After a record breaking pharmaceutical $9 billion jury verdict involving Actos bladder cancer lawsuit, Takeda Pharmaceuticals and Eli Lilly, Actos manufacturers, have filed for a new trial. Takeda Pharmaceuticals and Eli Lilly, claim that the massive award shows that the jury acted with “passion and prejudice”.
In April, a federal jury in Louisiana hammered Takeda with $1.5 million in compensatory damages and a whopping $9 billion in punitive damages. Terrance Allen and his wife’s claim, was the first out of several thousand Actos lawsuits in the federal court system to go to trial.
The plaintiff complaints allege that the Takeda and Eli Lilly hid critical information from patients and the doctors about the risk of developing bladder cancer from Actos side effects.
The punitive damage award, was designed to punish Takeda and Eli Lilly for putting profits before patients in recklessly endangering patients’ lives.
Defense Claims for New Trial
“Defendants are entitled to a new trial because the jury’s multi-billion dollar punitive damages awards are unconstitutional and so excessive as to per se demonstrate passion and prejudice,” the petition for a new trial states. “At the very least, the Court should remit the punitive damages awards to amounts that total no more than compensatory damages.”
Actos Federal Bellwether MDL Trials
The Allen trial was the first in a series of “bellwether” cases in the federal court system, there are 3,000 other Actos bladder cancer cases pending.
Bellwether cases are designed to reduce duplicative discovery, allow the juries to weigh similar evidence and testimony that will be offered in other cases. The aim is to facilitate Actos settlement negotiations that may avoid the need for hundreds of individual trials.
Takeda Acted in Bad Faith
Evidence presented during the Allen trial, included internal memos revealing that Takeda Pharmaceutical executives knew about the bladder cancer risks before Actos was even on the market.
U.S. District Judge Rebecca Doherty ruled that Takeda has acted in bad faith during the litigation and failing to properly preserve evidence relevant to the cases.

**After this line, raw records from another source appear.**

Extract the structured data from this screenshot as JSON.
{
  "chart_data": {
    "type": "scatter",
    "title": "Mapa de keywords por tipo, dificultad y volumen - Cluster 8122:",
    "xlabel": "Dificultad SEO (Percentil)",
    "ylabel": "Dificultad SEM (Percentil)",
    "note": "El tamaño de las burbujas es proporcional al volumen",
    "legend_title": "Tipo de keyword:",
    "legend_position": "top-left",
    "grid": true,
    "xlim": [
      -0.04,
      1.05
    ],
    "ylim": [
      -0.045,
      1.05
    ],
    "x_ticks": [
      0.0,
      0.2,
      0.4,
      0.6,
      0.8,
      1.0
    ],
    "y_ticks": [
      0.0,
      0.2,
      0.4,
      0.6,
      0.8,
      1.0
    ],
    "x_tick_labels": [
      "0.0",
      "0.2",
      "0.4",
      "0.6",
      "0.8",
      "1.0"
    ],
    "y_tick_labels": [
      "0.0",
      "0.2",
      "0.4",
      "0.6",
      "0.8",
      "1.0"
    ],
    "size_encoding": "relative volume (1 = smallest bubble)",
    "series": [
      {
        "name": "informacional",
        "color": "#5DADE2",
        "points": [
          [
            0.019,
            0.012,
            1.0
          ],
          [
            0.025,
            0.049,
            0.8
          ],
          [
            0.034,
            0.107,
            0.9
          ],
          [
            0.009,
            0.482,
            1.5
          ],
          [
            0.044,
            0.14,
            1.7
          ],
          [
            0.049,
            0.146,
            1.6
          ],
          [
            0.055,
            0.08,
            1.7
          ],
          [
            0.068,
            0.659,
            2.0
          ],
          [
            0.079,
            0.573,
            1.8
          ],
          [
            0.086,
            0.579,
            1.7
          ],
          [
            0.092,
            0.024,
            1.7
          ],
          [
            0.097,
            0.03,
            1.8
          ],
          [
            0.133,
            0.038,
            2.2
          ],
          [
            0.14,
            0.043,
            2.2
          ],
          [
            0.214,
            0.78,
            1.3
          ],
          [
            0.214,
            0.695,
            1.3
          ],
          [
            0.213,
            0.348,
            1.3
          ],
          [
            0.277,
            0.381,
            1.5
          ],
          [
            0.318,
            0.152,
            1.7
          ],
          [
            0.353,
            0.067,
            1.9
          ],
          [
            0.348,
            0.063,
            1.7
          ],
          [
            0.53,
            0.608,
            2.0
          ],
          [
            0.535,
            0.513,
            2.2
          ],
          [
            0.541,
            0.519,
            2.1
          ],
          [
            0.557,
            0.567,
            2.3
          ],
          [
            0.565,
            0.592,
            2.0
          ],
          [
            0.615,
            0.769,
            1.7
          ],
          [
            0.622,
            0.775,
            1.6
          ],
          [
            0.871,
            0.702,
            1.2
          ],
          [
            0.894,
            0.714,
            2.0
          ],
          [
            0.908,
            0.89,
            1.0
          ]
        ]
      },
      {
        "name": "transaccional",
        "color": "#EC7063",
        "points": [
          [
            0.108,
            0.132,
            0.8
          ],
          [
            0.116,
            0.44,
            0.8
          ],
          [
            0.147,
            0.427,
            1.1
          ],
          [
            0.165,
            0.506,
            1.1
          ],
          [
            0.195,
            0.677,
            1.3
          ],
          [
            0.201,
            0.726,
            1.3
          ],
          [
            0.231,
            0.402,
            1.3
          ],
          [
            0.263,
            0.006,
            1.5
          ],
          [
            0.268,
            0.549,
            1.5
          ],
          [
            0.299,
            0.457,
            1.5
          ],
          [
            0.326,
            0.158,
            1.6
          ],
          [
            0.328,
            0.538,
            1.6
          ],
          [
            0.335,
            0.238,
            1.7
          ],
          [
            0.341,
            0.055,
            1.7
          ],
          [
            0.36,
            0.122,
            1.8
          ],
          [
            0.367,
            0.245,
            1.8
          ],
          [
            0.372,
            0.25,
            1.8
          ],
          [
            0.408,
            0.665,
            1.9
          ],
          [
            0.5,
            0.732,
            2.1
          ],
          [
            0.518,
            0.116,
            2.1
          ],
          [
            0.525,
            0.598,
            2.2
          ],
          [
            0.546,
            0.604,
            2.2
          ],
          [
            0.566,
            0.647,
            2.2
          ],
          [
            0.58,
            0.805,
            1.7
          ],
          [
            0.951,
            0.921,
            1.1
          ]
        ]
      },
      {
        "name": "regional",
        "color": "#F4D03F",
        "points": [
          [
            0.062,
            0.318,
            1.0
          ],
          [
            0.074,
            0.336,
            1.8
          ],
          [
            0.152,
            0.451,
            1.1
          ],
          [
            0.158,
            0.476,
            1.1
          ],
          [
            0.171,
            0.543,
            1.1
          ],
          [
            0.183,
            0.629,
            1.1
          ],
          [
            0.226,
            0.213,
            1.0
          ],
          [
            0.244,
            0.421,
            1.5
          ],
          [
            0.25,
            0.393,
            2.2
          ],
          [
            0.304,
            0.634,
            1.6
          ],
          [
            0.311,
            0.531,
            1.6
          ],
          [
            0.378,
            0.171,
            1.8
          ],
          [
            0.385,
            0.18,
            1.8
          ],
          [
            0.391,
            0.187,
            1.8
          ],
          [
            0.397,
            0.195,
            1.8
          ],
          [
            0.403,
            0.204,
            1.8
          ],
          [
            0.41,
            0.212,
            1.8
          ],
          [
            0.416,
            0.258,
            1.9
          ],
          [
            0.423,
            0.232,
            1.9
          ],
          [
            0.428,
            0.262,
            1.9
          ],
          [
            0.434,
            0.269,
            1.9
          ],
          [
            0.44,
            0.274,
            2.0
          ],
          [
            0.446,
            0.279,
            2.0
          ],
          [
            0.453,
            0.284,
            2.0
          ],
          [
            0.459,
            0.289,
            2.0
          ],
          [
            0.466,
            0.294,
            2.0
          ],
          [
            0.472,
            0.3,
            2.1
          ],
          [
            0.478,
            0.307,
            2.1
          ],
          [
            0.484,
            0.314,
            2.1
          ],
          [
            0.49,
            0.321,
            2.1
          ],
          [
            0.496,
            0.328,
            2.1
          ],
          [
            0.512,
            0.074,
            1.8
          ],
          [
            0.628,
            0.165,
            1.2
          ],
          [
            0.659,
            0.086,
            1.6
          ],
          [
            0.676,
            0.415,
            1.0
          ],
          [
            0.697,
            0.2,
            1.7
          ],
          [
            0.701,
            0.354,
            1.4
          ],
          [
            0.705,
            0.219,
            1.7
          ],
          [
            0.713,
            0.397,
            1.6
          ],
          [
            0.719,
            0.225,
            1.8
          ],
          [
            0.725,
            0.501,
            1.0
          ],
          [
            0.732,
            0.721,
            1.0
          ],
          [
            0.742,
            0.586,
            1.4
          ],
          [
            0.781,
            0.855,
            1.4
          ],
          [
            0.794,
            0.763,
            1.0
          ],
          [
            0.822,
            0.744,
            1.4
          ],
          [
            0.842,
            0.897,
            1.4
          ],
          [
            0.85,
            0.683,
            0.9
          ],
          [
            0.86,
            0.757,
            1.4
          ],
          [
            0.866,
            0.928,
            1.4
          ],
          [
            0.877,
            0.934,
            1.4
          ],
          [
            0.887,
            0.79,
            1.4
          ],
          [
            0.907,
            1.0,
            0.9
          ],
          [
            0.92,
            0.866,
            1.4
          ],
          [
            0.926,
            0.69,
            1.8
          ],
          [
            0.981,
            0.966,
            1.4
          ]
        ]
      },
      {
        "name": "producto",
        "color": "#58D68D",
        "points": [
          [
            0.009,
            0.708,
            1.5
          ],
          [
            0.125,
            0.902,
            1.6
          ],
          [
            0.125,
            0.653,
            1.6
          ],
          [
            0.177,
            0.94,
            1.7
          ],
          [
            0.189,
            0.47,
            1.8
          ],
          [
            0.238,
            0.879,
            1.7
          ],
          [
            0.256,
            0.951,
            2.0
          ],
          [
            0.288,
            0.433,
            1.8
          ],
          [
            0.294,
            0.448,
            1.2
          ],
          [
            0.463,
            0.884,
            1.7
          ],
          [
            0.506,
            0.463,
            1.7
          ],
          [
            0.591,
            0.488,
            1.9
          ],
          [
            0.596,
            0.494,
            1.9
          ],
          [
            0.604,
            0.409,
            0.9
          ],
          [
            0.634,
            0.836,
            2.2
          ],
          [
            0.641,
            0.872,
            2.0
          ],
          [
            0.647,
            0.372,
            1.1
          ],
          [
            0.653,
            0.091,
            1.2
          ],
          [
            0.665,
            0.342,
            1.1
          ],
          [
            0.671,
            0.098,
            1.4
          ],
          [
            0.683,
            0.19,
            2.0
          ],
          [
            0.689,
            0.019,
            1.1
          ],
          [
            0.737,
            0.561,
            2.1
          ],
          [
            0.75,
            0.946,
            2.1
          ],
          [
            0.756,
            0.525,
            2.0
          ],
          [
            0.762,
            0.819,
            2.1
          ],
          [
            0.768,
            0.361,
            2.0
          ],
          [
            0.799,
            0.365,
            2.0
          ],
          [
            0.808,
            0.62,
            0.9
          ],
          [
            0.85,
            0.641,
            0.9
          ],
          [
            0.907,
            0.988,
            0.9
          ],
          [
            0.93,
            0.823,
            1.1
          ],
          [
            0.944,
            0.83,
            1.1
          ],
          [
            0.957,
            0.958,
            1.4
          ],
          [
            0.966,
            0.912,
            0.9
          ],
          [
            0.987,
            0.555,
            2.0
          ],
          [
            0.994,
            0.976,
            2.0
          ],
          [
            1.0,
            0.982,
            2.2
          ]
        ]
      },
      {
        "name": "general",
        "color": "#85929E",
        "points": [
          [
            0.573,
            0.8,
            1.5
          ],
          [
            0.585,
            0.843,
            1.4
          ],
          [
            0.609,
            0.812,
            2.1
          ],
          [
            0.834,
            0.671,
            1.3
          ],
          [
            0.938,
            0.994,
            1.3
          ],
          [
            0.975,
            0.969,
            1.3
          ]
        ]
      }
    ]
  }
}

On June 20, Judge Doherty went even further, saying that plaintiffs and the court have now presented sufficient evidence to establish that Takeda Pharmaceuticals intentionally deleted or destroyed documents and other evidence.
Actos and Bladder Cancer Link
Actos (pioglitazone) is a type 2 diabetes drug that has been used by millions of Americans. Medical reports in 2010 demonstrated a link between Actos and bladder cancer, paving the way for thousands of product liability lawsuits being filed against the drug makers for failure to research the medication or provide sufficient warnings to patients and the doctors.
Actos State Court Verdicts
In May 2013, a California jury awarded $6.5 million in an Actos bladder cancer case brought by Jack Cooper. But, post-trial that verdict was reversed because the state court judge excluded the plaintiffs’ expert witness testimony.
In September 2013, in a second trial in Maryland state court, the jury found that Takeda failed to warn about the risk of bladder cancer and awarded $1.77 million in damages. But, under Maryland law of contributory negligence, since the jury also found that the plaintiff contributed to the cancer by smoking, that case ended with a defense win.
A third Actos bladder cancer trial in Nevada state court, resulted in a defense verdict after the jury determined that both Actos and the plaintiff’s history as a smoker contributed to the development of bladder cancer.
Another trial involving two plaintiffs in Las Vegas earlier this year also resulted in defense verdicts.